The Congressional Hispanic Leadership Institute (CHLI) this week hosted an insightful Hill briefing centered on the theme: “STEM: How the U.S. Hispanic Community will define the future of U.S. competitiveness.” This standing room only briefing focused on the growing importance Americans of Hispanic descent will have in the future innovation capacity, economic competitiveness, as well as the national security of the United States of America.
For the first time since 2004 when the World Economic Forum began its ranking of the world's most competitive economies, the United States was displaced by a landlocked mountainous country with limited natural resources, which is better known for its chocolates, watches and fondues.
The downturn of our financial markets, our rising budget deficits and our declining ability to innovate all played a factor in this year's results. While the first two factors are clear, the latter is directly tied to the growing domestic leadership deficit within the science, technology, engineering and mathematics fields (STEM).

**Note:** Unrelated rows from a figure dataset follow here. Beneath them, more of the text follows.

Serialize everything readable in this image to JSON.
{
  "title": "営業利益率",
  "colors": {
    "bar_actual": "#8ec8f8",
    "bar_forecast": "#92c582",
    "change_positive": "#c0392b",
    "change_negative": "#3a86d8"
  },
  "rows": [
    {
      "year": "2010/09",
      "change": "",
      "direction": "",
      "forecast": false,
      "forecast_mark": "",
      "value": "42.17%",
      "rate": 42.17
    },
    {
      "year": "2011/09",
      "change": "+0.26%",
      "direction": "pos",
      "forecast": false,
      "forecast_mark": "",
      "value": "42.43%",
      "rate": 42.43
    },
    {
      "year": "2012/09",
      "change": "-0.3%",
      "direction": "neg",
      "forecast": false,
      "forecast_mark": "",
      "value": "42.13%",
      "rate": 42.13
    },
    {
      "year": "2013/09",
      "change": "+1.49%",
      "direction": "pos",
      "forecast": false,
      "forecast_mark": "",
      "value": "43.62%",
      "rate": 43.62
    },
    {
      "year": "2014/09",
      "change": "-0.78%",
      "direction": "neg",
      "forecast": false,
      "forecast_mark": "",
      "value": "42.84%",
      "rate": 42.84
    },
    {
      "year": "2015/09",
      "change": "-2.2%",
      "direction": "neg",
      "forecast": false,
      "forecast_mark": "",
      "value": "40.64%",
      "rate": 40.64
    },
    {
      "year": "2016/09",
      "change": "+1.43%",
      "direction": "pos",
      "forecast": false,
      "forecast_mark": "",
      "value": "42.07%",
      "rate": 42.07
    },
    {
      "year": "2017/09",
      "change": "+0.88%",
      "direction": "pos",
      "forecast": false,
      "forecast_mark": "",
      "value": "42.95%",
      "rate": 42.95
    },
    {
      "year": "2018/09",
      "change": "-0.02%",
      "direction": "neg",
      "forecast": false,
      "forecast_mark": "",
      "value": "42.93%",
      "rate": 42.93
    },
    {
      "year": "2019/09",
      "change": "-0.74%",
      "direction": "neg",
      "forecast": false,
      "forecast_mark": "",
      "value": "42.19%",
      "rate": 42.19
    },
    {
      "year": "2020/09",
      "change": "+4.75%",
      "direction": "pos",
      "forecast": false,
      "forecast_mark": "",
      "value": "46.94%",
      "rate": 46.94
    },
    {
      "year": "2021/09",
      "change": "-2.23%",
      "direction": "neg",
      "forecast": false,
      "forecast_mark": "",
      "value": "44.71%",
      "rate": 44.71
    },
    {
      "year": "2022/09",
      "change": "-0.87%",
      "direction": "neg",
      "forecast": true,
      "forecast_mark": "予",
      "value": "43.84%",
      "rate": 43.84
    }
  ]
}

In recent years, our institutions of higher learning annually award approximately 225,000 STEM-related bachelor's degrees each year to U.S. citizens and permanent residents. In order for our country to meet the growing demand for STEM professionals, and especially within national security related industries, we will need to nearly double the graduation rate of to 400,000 by 2015!
As part of its ongoing commitment of highlighting important public policy initiatives, the Congressional Hispanic Leadership Institute (CHLI) brought together Members of Congress from both parties and a diverse group of expert panelists to build a greater awareness and consensus of the vital role Americans of Hispanic descent, our nation's second largest demographic group, will have in the years to come.
Considering the demand in the coming years for a knowledge-based workforce and the growing demographics of its vibrant Hispanic community, the United States will potentially lose its competitive edge if the nation does not drastically reduce its drop-out rates. Hispanics account for approximately 16% of the U.S. population and 50% of its population growth making this not only a Hispanic challenge but also a national challenge of the highest priority.
The CHLI Congressional Briefing on STEM, in particular, was a call to action for all stakeholders to inspire a new generation of Hispanic STEM professionals to lead our nation in innovation, in creativity, and to ensure we have the needed skills to meet the yet unknown challenges awaiting us in the 21st Century.
If we, as a society, fail to awaken the passion for STEM careers, especially within today's Hispanic K-12 students, our country's innovative and creative capacity, as well as its national security, is not only threatened, but is in serious risk in the years ahead. Worse still, we may never recover the coveted title of “The World's Most Competitive Economy.”